Ketua Komisi II DPRD Kotim, Akhyannor, menilai tindakan tersebut mencederai kepercayaan publik terhadap BUMDes yang selama ini menjadi pilar penggerak ekonomi desa. Ia menegaskan, penggunaan nama lembaga desa untuk keuntungan pribadi merupakan bentuk penyalahgunaan kewenangan yang tak bisa ditoleransi.

“Pelaku membawa nama BUMDes sehingga korban percaya. Faktanya, kerja sama itu bukan kegiatan resmi lembaga desa, tapi hanya untuk urusan pribadinya,” ujar Akhyannor, Sabtu (15/11/2025).

Kasus ini mencuat setelah korban menemukan kejanggalan pada pembayaran hasil penjualan gabah. Transaksi yang berjalan lancar sejak Mei 2025 mulai bermasalah pada Agustus–September. Pelaku beralasan pembayaran belum diterima dari Bulog.

Namun, setelah pengecekan dilakukan, diketahui bahwa Bulog ternyata sudah mentransfer dana ke rekening pribadi MA—bukan ke BUMDes maupun ke korban. Selain dana pokok hasil pembelian gabah, pelapor juga mengaku belum menerima pembayaran biaya penggilingan padi sebanyak tiga kali dengan nilai total belasan juta rupiah.

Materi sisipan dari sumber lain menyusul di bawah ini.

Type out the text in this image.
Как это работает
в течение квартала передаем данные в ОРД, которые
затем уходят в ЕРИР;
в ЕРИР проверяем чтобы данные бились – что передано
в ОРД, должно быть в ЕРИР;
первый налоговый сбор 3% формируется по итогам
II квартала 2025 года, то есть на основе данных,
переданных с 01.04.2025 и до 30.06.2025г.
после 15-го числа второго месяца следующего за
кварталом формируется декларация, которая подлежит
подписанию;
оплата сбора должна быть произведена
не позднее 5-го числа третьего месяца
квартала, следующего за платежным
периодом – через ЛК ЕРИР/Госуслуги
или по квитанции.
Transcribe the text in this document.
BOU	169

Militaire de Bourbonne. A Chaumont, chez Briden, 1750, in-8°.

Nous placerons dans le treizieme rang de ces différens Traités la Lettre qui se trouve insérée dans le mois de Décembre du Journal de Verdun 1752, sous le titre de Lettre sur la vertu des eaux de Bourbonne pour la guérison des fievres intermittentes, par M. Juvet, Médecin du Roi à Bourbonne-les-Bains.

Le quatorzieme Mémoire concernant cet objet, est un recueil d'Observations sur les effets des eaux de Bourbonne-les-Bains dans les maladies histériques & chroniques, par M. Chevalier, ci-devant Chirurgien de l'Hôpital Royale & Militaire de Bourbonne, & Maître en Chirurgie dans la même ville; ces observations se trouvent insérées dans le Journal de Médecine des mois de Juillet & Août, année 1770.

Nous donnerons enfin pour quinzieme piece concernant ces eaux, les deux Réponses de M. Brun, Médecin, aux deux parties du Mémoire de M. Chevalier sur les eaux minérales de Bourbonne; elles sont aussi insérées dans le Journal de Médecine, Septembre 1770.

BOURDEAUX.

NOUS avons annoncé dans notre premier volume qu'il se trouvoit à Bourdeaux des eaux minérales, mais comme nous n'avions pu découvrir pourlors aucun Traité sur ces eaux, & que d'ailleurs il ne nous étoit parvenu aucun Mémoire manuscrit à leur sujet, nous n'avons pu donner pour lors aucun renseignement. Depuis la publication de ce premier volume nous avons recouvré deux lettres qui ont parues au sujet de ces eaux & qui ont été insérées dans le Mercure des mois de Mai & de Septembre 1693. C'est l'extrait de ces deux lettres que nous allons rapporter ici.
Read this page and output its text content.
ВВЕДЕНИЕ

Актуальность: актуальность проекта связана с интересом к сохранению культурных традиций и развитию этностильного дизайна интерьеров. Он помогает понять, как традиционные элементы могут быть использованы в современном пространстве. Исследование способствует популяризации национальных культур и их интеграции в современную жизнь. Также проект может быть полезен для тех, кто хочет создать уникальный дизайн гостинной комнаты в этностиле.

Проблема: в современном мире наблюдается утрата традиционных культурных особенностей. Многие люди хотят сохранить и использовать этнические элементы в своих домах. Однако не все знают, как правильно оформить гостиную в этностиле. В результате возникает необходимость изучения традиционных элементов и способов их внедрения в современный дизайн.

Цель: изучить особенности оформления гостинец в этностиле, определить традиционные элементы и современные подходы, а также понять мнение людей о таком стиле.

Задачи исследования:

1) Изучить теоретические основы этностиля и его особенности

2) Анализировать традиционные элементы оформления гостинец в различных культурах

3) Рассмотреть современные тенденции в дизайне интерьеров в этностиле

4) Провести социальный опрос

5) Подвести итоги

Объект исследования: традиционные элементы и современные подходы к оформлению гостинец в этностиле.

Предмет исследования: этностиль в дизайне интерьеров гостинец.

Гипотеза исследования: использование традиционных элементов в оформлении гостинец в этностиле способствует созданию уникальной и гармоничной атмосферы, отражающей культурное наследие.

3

Kasus tersebut kini telah dilaporkan ke Polsek Jayakarya Samuda melalui laporan resmi polisi. Akhyannor meminta aparat penegak hukum bertindak cepat agar kasus ini tidak menimbulkan keresahan, terlebih wilayah selatan Kotim merupakan kawasan sentra pertanian.

“Kalau kejadian seperti ini dibiarkan, kepercayaan masyarakat bisa rusak. Bahkan dapat memengaruhi stabilitas sektor pangan karena pelaku usaha dan petani tidak merasa aman lagi,” tegasnya.

Ia juga menekankan perlunya pengawasan ketat terhadap BUMDes dan pentingnya transparansi dalam setiap kegiatan usaha yang dilakukan lembaga tersebut.

“BUMDes dibentuk untuk menggerakkan ekonomi desa. Jangan sampai citra baiknya tercoreng karena tindakan oknum,” imbuhnya.